Despite the initial enthusiasm for AD biomarkers in saliva, to date evidence in literature are inconsistent to support the use of saliva as a reliable alternative biological matrix to measure AD core biomarkers. First, several technical issues related to sample processing limit saliva for diagnostic purposes.

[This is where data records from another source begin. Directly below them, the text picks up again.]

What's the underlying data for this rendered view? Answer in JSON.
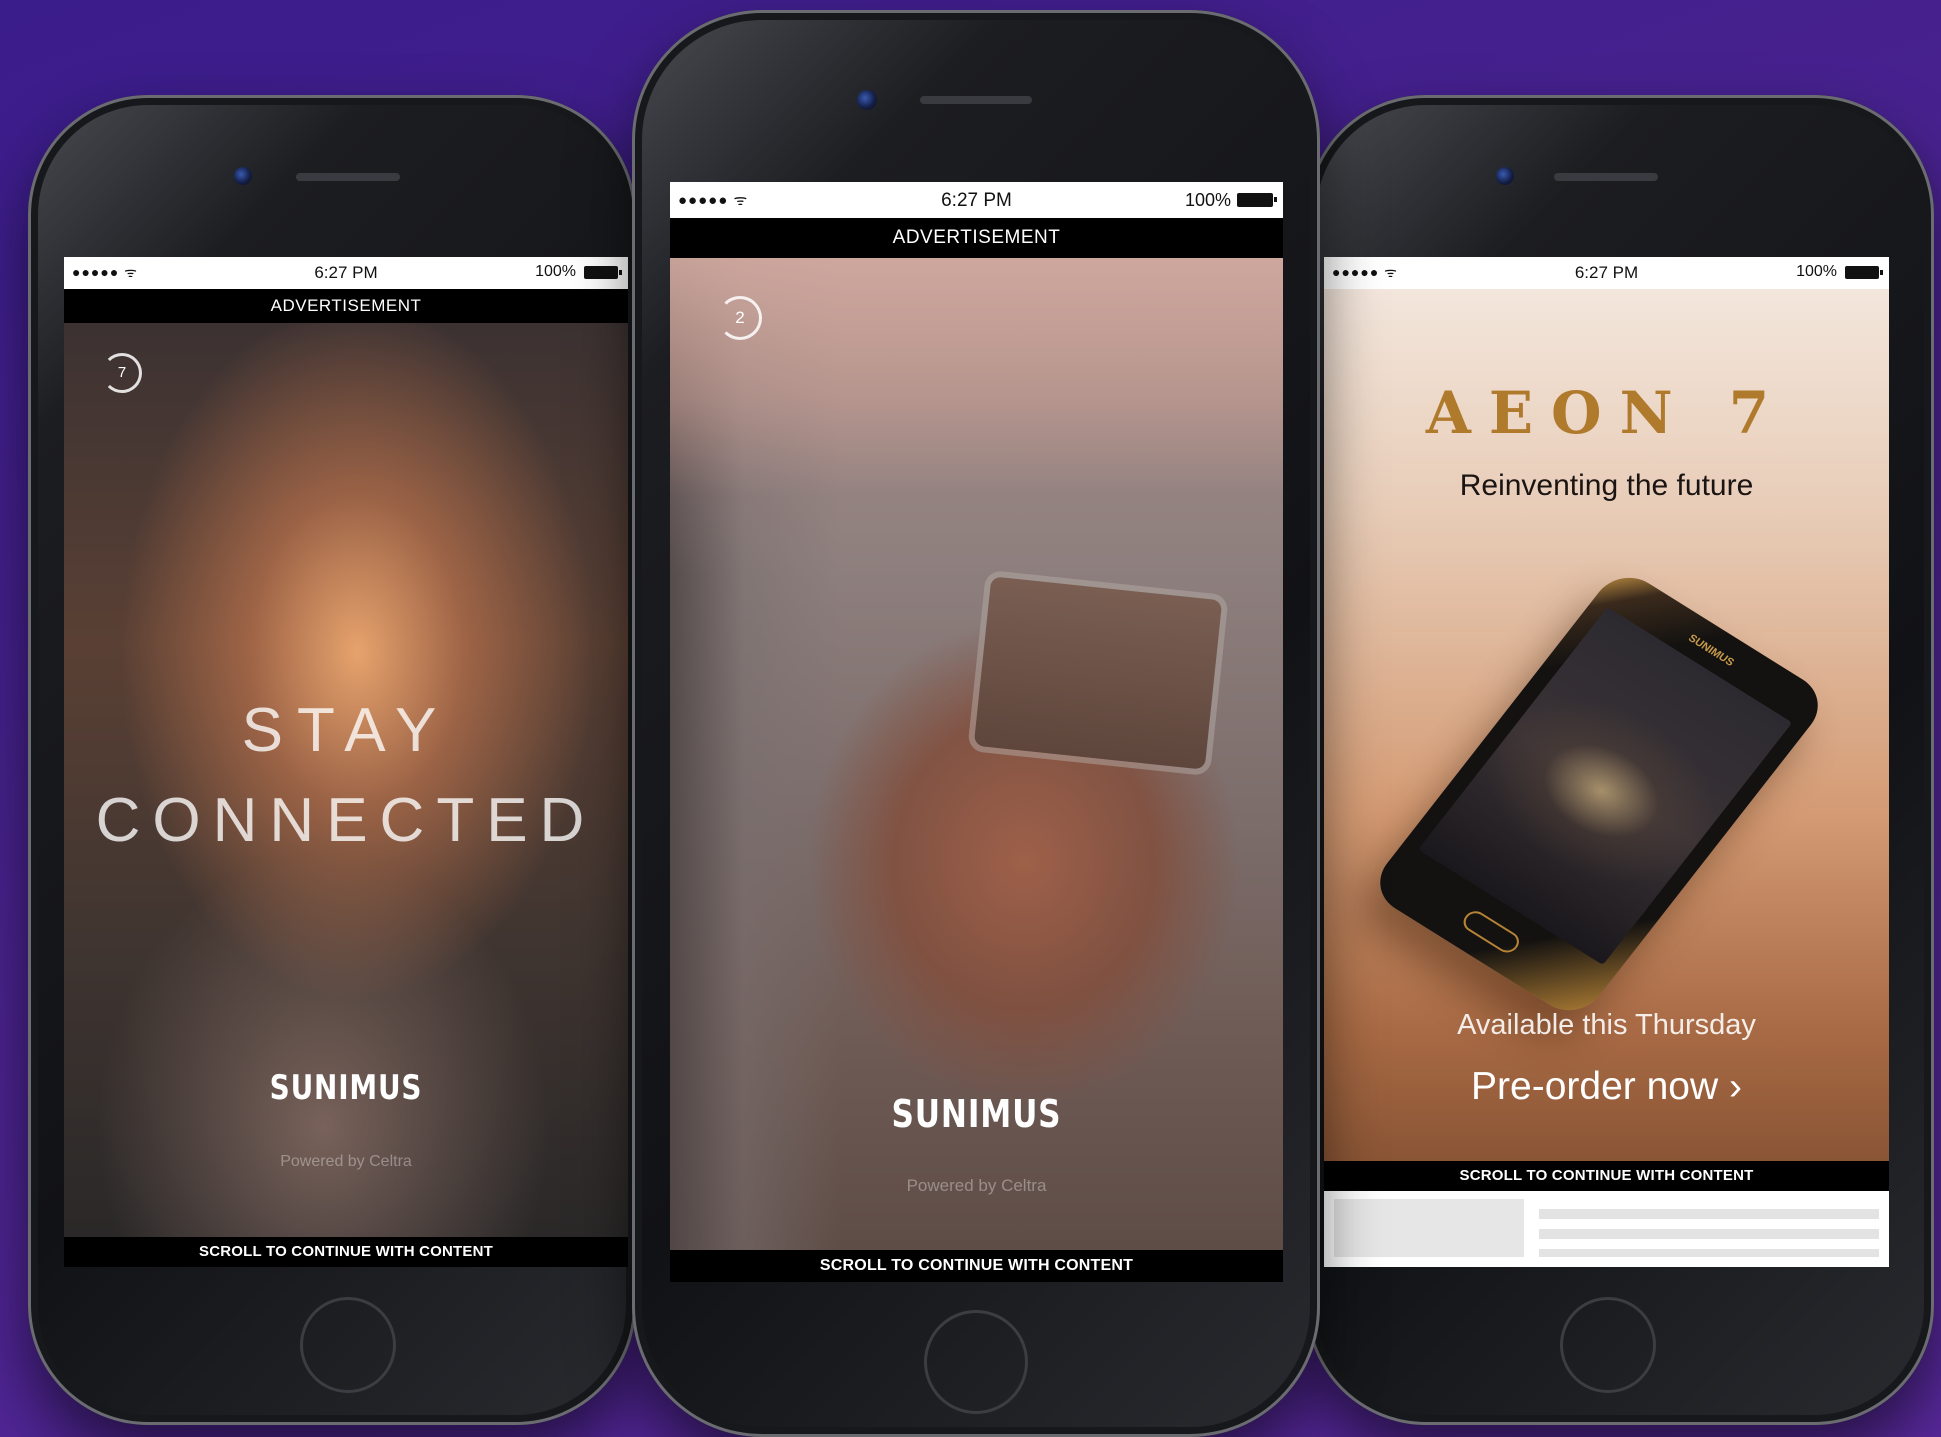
{
  "status": {
    "signal": "●●●●● ᯤ",
    "time": "6:27 PM",
    "battery": "100%"
  },
  "phones": [
    {
      "ad_label": "ADVERTISEMENT",
      "timer": "7",
      "headline_line1": "STAY",
      "headline_line2": "CONNECTED",
      "brand": "SUNIMUS",
      "powered": "Powered by Celtra",
      "scroll_label": "SCROLL TO CONTINUE WITH CONTENT"
    },
    {
      "ad_label": "ADVERTISEMENT",
      "timer": "2",
      "brand": "SUNIMUS",
      "powered": "Powered by Celtra",
      "scroll_label": "SCROLL TO CONTINUE WITH CONTENT"
    },
    {
      "product_title": "AEON 7",
      "tagline": "Reinventing the future",
      "device_brand": "SUNIMUS",
      "availability": "Available this Thursday",
      "cta": "Pre-order now ›",
      "scroll_label": "SCROLL TO CONTINUE WITH CONTENT"
    }
  ]
}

Additionally, the secretion and composition of saliva may be affected by several factors, including medications, lifestyle, age, sex, and diseases [22, 23]. Noteworthy, a bidirectional oral-brain axis connected through almost six routes has been documented [22]. Finally, salivary Aβ42 levels may originate from different sources, including cranial nerves innervating salivary glands, acinar epithelial cells of salivary glands, the transportation from blood to saliva, and the presence of Aβ1–42 protein deposits in peripheral regions, such as the nasal mucosa, lacrimal and lingual glands, which could be released directly or indirectly in saliva [24, 25]. Two recent meta-analyses showed that the salivary pattern of AD is characterized by elevated Aβ42 levels and unchanged or decreased pTau and tTau levels as compared to controls [25, 26].

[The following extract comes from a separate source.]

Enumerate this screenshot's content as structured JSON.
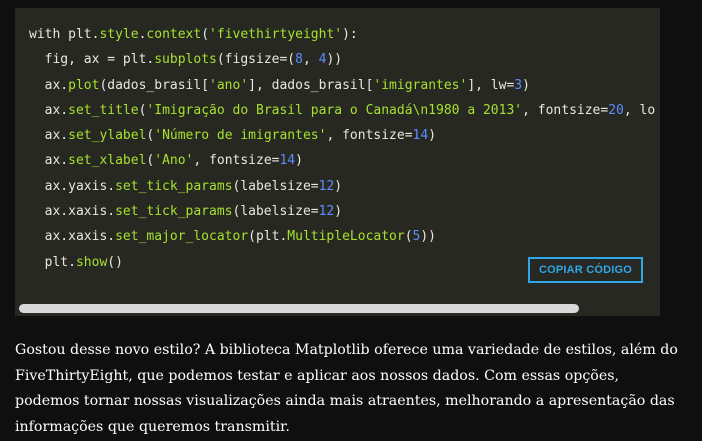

Overall, our findings suggest that plasma but not saliva could represent a surrogate biofluid for measuring AD core biomarkers. Blood-based AD diagnosis offers several advantages in terms of accessibility and repeatability and the possibility to measure biomarkers by a fully automated platform promotes their widespread diffusion in clinical practice, paving the way to a new revolution in the field of neurodegenerative diseases. Indeed, blood-based biomarkers could aid in supporting Clinicians across the whole path of care of AD patients, from screening, early diagnosis, and monitoring of both disease and therapy. In order to introduce and appropriately use blood-based AD biomarkers in clinical practice, further studies are mandatory to establish reference intervals and decisional cut-offs as well as to evaluate the biological determinants, such as age or sex, and the potential influence of comorbidities. So far, preanalytical variables and their effects on plasma AD core biomarkers measured by the Lumipulse platform have been investigated. Musso et al. reported that hemolysis may alter biomarkers levels [27]. They also described the effect of temperature storage (4°C, -20°C, and − 80°C) on biomarkers concentrations, suggesting that different cut-offs should be used for fresh and thawed samples [27]. However, such an effect was not reported by Mansilla et al. [28]. Thus, further studies are mandatory to clarify the possible effect of temperature storage on plasma biomarkers stability. Two independent studies explored the influence of blood-brain barrier (BBB) integrity, assessed by the CSF/serum albumin quotient, and kidney function on blood-based biomarkers measured by the Lumipulse platform [29,30]. Both found that plasma biomarkers levels are influenced by kidney function, with individuals suffering from renal dysfunction having increased levels. However, the Aβ42/40 ratio spared this effect. This finding is in accordance with Martinez-Dubarbie et al. [20]. On the other hand, they achieved opposite conclusions on the influence of BBB permeability on the biomarkers’ levels [29,30].
In conclusion, the measurement of AD core biomarkers in plasma by fully automated platform hold great promise for routine clinical use [31]. However, some issues must be resolved before their introduction in clinical laboratories.